In a recent interview with Reuters, Apple's head of speech Alex Acero explained how Siri is being taught an entirely new language. Acero joined the company in 2013 and now heads the Apple speech team.

Siri voice recognition was previously powered by Nuance, which the tech giant replaced a couple of years ago with a custom-built in-house voice platform that heavily relies on machine learning in order to improve its understanding of words.

To pick up a new language, Acero says, first of all real people, who can speak the language are brought in to read various paragraphs and word lists in different dialects and accents. The human speech is then recorded to form a canonical representation of words and how they sound aloud. This whole process is dictated by real people with good knowledge about the language to ensure accuracy. This raw training data is then fed into an algorithmic machine training model.

Following this process the algorithm can improve automatically over time as it is trained with more data.

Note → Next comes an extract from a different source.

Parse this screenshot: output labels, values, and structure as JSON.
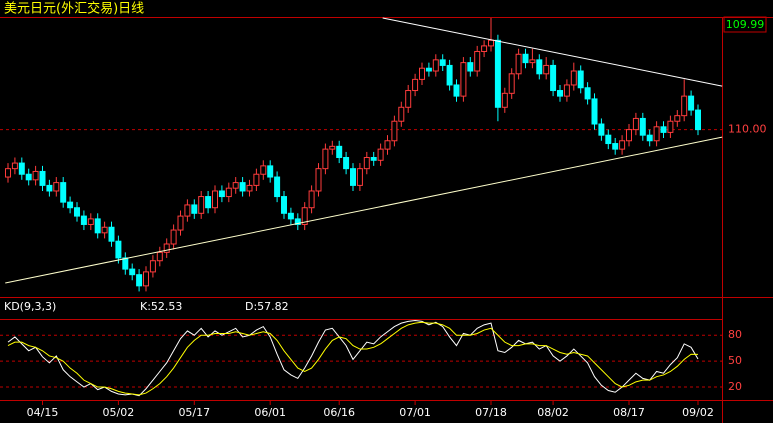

In the next step Apple releases the new language as a feature of iOS and macOS dictation, available on the iPhone keyboard by pressing the microphone key next to the spacebar. This allows Apple to gain more speech samples (sent anonymously) from a much wider base of people. Apple takes the samples and transcribes them by humans, then using this newly verified pairing of audio and text as more input data for the language model. The report says this secondary process cuts the dictation error rate in half.

Apple keeps repeating this step until it feels that it has reached the ultimate level of accuracy, where it can be rolled out as a prime Siri feature.

The language is then released with a software update, just like how Shanghainese will be a part of iOS 10.3 and macOS 10.12.4. Siri is seeded with preset answers to the 'most common queries'; this enables Siri to answer questions like 'tell me a joke'. Questions like 'find nearby restaurants' are handled dynamically, of course.